On p. 316 of his Parker biography, Bird Lives! The High Life and Hard Times of Charlie (Yardbird) Parker, (Charterhouse, 1973), Ross Russell presents an interaction, most likely apocryphal, that took place between Parker and Ellington around 1953 in which Duke offers Bird a job with his band at a salary of $350/week. The saxophonist rejects this proposal insisting on a weekly salary of $800 that Ellington refuses to meet. Russell’s book is a fascinating read, but over the years, many inaccuracies have been noted and this account probably should be taken with a grain of salt.
Yet the idea of Parker playing in Ellington’s orchestra is intriguing. Johnny Hodges left Ellington from 1951-1955 and was replaced by Willie Smith then Hilton Jefferson and finally Rick Henderson. Could Parker have taken Hodges’ chair, joining Russell Procope, Gonsalves, Jimmy Hamilton and Harry Carney to form a saxophone section of exceptional stylistic diversity? It’s entertaining to speculate, but for all of Bird’s creative genius and technical prowess, he was plagued by a brutally unhealthy lifestyle and heroin addiction. It seems highly doubtful that he would have been able to meet Duke’s standards. And at this point he had already achieved iconic status seemingly incompatible with the role of sideman in a big band, even that of Ellington.

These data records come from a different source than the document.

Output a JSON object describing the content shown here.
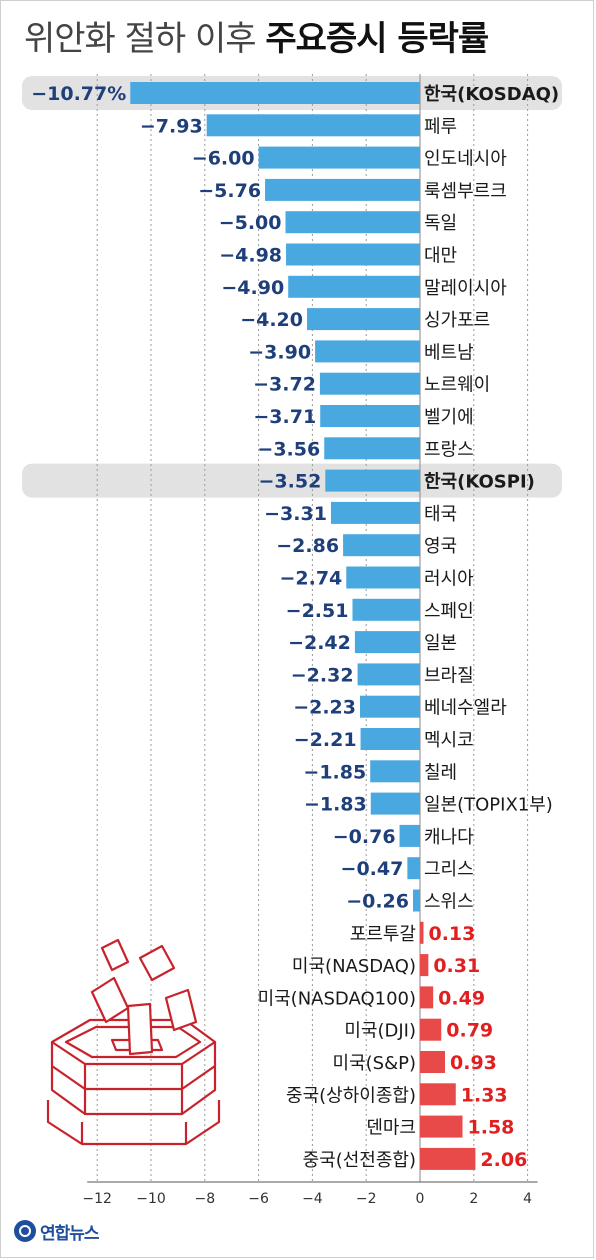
{
  "title": {
    "prefix": "위안화 절하 이후",
    "emphasis": "주요증시 등락률"
  },
  "logo": {
    "text": "연합뉴스"
  },
  "colors": {
    "negative": "#4aa8e0",
    "negative_label": "#1f3f7a",
    "positive": "#e84a4a",
    "positive_label": "#e02020",
    "highlight_band": "#e2e2e2",
    "grid": "#9a9a9a",
    "illustration": "#c8232c"
  },
  "chart_data": {
    "type": "bar",
    "orientation": "horizontal",
    "title": "위안화 절하 이후 주요증시 등락률",
    "xlim": [
      -12,
      4
    ],
    "x_ticks": [
      "−12",
      "−10",
      "−8",
      "−6",
      "−4",
      "−2",
      "0",
      "2",
      "4"
    ],
    "highlighted": [
      "한국(KOSDAQ)",
      "한국(KOSPI)"
    ],
    "categories": [
      "한국(KOSDAQ)",
      "페루",
      "인도네시아",
      "룩셈부르크",
      "독일",
      "대만",
      "말레이시아",
      "싱가포르",
      "베트남",
      "노르웨이",
      "벨기에",
      "프랑스",
      "한국(KOSPI)",
      "태국",
      "영국",
      "러시아",
      "스페인",
      "일본",
      "브라질",
      "베네수엘라",
      "멕시코",
      "칠레",
      "일본(TOPIX1부)",
      "캐나다",
      "그리스",
      "스위스",
      "포르투갈",
      "미국(NASDAQ)",
      "미국(NASDAQ100)",
      "미국(DJI)",
      "미국(S&P)",
      "중국(상하이종합)",
      "덴마크",
      "중국(선전종합)"
    ],
    "values": [
      -10.77,
      -7.93,
      -6.0,
      -5.76,
      -5.0,
      -4.98,
      -4.9,
      -4.2,
      -3.9,
      -3.72,
      -3.71,
      -3.56,
      -3.52,
      -3.31,
      -2.86,
      -2.74,
      -2.51,
      -2.42,
      -2.32,
      -2.23,
      -2.21,
      -1.85,
      -1.83,
      -0.76,
      -0.47,
      -0.26,
      0.13,
      0.31,
      0.49,
      0.79,
      0.93,
      1.33,
      1.58,
      2.06
    ],
    "value_labels": [
      "−10.77%",
      "−7.93",
      "−6.00",
      "−5.76",
      "−5.00",
      "−4.98",
      "−4.90",
      "−4.20",
      "−3.90",
      "−3.72",
      "−3.71",
      "−3.56",
      "−3.52",
      "−3.31",
      "−2.86",
      "−2.74",
      "−2.51",
      "−2.42",
      "−2.32",
      "−2.23",
      "−2.21",
      "−1.85",
      "−1.83",
      "−0.76",
      "−0.47",
      "−0.26",
      "0.13",
      "0.31",
      "0.49",
      "0.79",
      "0.93",
      "1.33",
      "1.58",
      "2.06"
    ]
  }
}
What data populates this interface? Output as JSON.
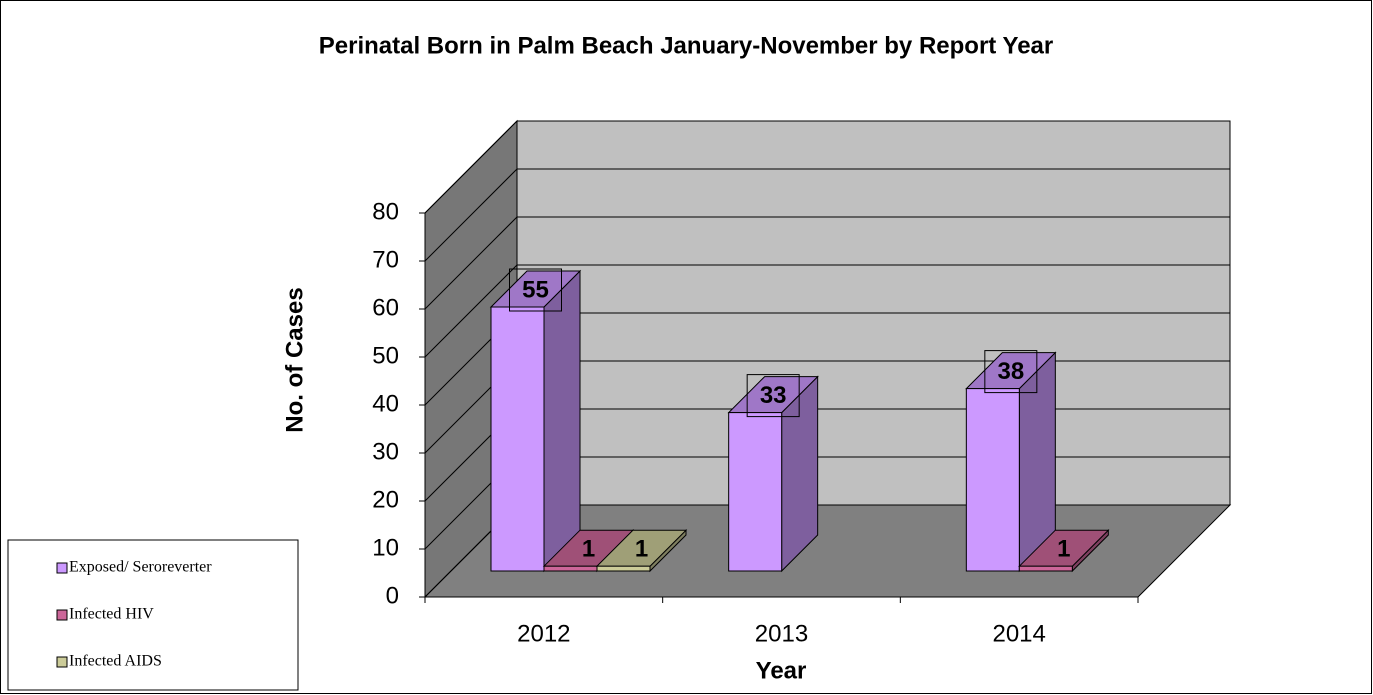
{
  "chart_data": {
    "type": "bar3d",
    "title": "Perinatal Born in Palm Beach January-November by Report Year",
    "x_label": "Year",
    "y_label": "No. of Cases",
    "categories": [
      "2012",
      "2013",
      "2014"
    ],
    "series": [
      {
        "name": "Exposed/ Seroreverter",
        "color": "#cc99ff",
        "values": [
          55,
          33,
          38
        ]
      },
      {
        "name": "Infected HIV",
        "color": "#cc6699",
        "values": [
          1,
          null,
          1
        ]
      },
      {
        "name": "Infected AIDS",
        "color": "#cccc99",
        "values": [
          1,
          null,
          null
        ]
      }
    ],
    "ylim": [
      0,
      80
    ],
    "yticks": [
      0,
      10,
      20,
      30,
      40,
      50,
      60,
      70,
      80
    ],
    "grid": true,
    "legend": "lower left"
  }
}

Regarding Parker and Hodges, they made one recording together, a Norman Granz studio jam session in Hollywood, on June 17, 1952. The all-star lineup also included Benny Carter on alto saxophone, Ben Webster and Flip Phillips on tenor saxophone and Charlie Shavers on trumpet. What is so striking about this recording is the instantly recognizable sound and conception of the five saxophone giants who, along with Shavers and the rock solid rhythm section of Barney Kessel, Oscar Peterson, Ray Brown and J.C. Heard, perform a slow blues in C, a fast blues in B-flat, “What Is this Thing Called Love” and a ballad medley in which Hodges covers “I’ll Get By” and Parker, “Dearly Beloved.”


Charlie Parker packed an enormous amount of music into a life that, tragically, lasted only 34 years. Perhaps his most significant overlap with Duke Ellington is the dominant influence they both exerted on the evolution of jazz as an art form. Ellington spent half a century creating a huge body of widely performed songs and suites and leading an orchestra with a unique sound that reflected the individuality of its members. Parker helped create a genre of jazz that altered and broadened forever the improvisational palette. Without their innovations, the jazz world of today would be a far less interesting place.
Bird Lives! Duke Lives!
Noal Cohen
Many thanks to Carl Woideck (author of Charlie Parker: His Music and Life, University of Michigan Press, 2020), Vincent Pelote and Lynne Mueller.
Note (June 21, 2023): Charlie Parker and Duke Ellington both appeared at The Graystone Ballroom, 4237 Woodward Ave., Detroit, MI on March 15, 1954, but there is no evidence that they performed together. Many thanks to Mark Stryker for bringing this to my attention.